Always ensure that you have a clear recovery procedure before manually conducting a chaos experiment. Elevating a provoked outage into a live, unplanned one is the last thing that you want. If you’re terminating a service, be mindful of the time that you’ll need to get it started again. There could be knock-on impacts on your application during longer outages: If you drop out of an email distribution service, there could be a backlog to work through when it comes back online. These aspects need to be incorporated into your action plan before you start work.
After your experiment completes, you might need to update your system before re-running the test. Testing your fix actually improves the situation and lets you be confident that your system is now resilient to that specific scenario.
Here’s a summary of the chaos experiment process:
Develop a hypothesis: “The system is resilient to increased network latency. ” Design a focused experiment: “We will artificially increase latency to 500ms on 70% of requests. ” Make sure that you have a clear rollback and recovery strategy. Run the experiment: Observe the impact on your application. Revert detrimental changes to production environments as soon as possible. Analyze the results: If you decide that your system wasn’t resilient enough, implement improvements and repeat the process.
The Non-Technical Side of Chaos Engineering
Chaos engineering is normally viewed as a technical task for development and operations teams—after all, “engineering” is in the name. Besides the nuts and bolts of networks and services, it’s important to also look at the human side, too. It’s easy to think that your system only depends on a database, a few app servers, and a stable network. That’s not usually the case.
Think about how your system would respond if team members were unavailable. Is knowledge readily accessible if an admin needs to step back unexpectedly? Especially in smaller organizations, it’s common for a “team” to be a single person. What happens if your networking guy is ill during a live outage?

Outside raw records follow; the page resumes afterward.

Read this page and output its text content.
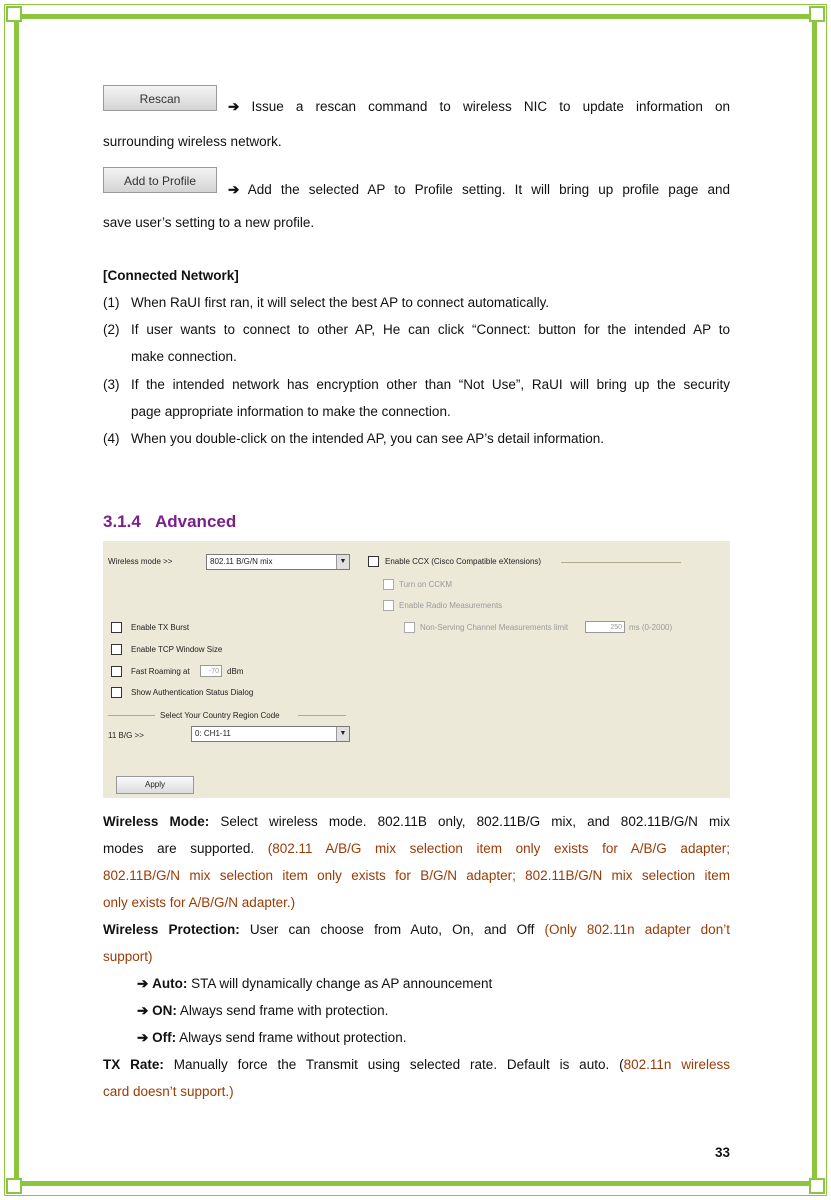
Rescan	➔ Issue a rescan command to wireless NIC to update information on
surrounding wireless network.
Add to Profile
➔ Add the selected AP to Profile setting. It will bring up profile page and
save user’s setting to a new profile.
[Connected Network]
(1) When RaUI first ran, it will select the best AP to connect automatically.
(2) If user wants to connect to other AP, He can click “Connect: button for the intended AP to
make connection.
(3) If the intended network has encryption other than “Not Use”, RaUI will bring up the security
page appropriate information to make the connection.
(4) When you double-click on the intended AP, you can see AP’s detail information.
3.1.4 Advanced
Wireless mode >>	802.11 B/G/N mix	▼	Enable CCX (Cisco Compatible eXtensions)
Turn on CCKM
Enable Radio Measurements
Non-Serving Channel Measurements limit	250 ms (0-2000)
Enable TX Burst
Enable TCP Window Size
Fast Roaming at	-70	dBm
Show Authentication Status Dialog
Select Your Country Region Code
11 B/G >>	0: CH1-11	▼
Apply
Wireless Mode: Select wireless mode. 802.11B only, 802.11B/G mix, and 802.11B/G/N mix
modes are supported. (802.11 A/B/G mix selection item only exists for A/B/G adapter;
802.11B/G/N mix selection item only exists for B/G/N adapter; 802.11B/G/N mix selection item
only exists for A/B/G/N adapter.)
Wireless Protection: User can choose from Auto, On, and Off (Only 802.11n adapter don’t
support)
➔ Auto: STA will dynamically change as AP announcement
➔ ON: Always send frame with protection.
➔ Off: Always send frame without protection.
TX Rate: Manually force the Transmit using selected rate. Default is auto. (802.11n wireless
card doesn’t support.)
33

In the same way that you test the technical aspects by dropping out of services, you can anticipate human scenarios, too. Try purposefully excluding key individuals as you rehearse an outage. Was the remainder of the team able to restore service to an acceptable state? If they weren’t, you might benefit from documenting more of the system and its dependencies.
Summary
The term “chaos engineering” refers to the practice of purposefully breaking things in production to uncover previously hidden issues. Although the approach can seem daunting to start with, dedicated tools like Chaos Monkey can help you get started with minimal risk.
Adding chaos is a useful technique, as it uncovers both transient and systemic problems. You might find that peaking memory use causes knock-on impacts across your infrastructure, but that increased network latency has a sporadic effect on specific parts of your stack.
Effective use of chaos engineering can help you find bugs faster, before your customers notice them. It helps you build up resiliency in your system by encouraging anticipation of issues. Most teams still address problems reactively, leading to an increased cycle time that impedes efficiency.
Chaos engineering is best treated as a mindset rather than a specific procedure or software product. If you acknowledge that systems tend toward chaos, you’ll naturally start baking support for more “what-if” scenarios into your code.
It’s always worth thinking about the “impossible” events, like a data center outage or severe network congestion. In reality, they’re not impossible, just extremely rare. When they do strike, they’re likely to be the most destructive events that your system encounters, unless your infrastructure is prepared to handle them with fallback routines.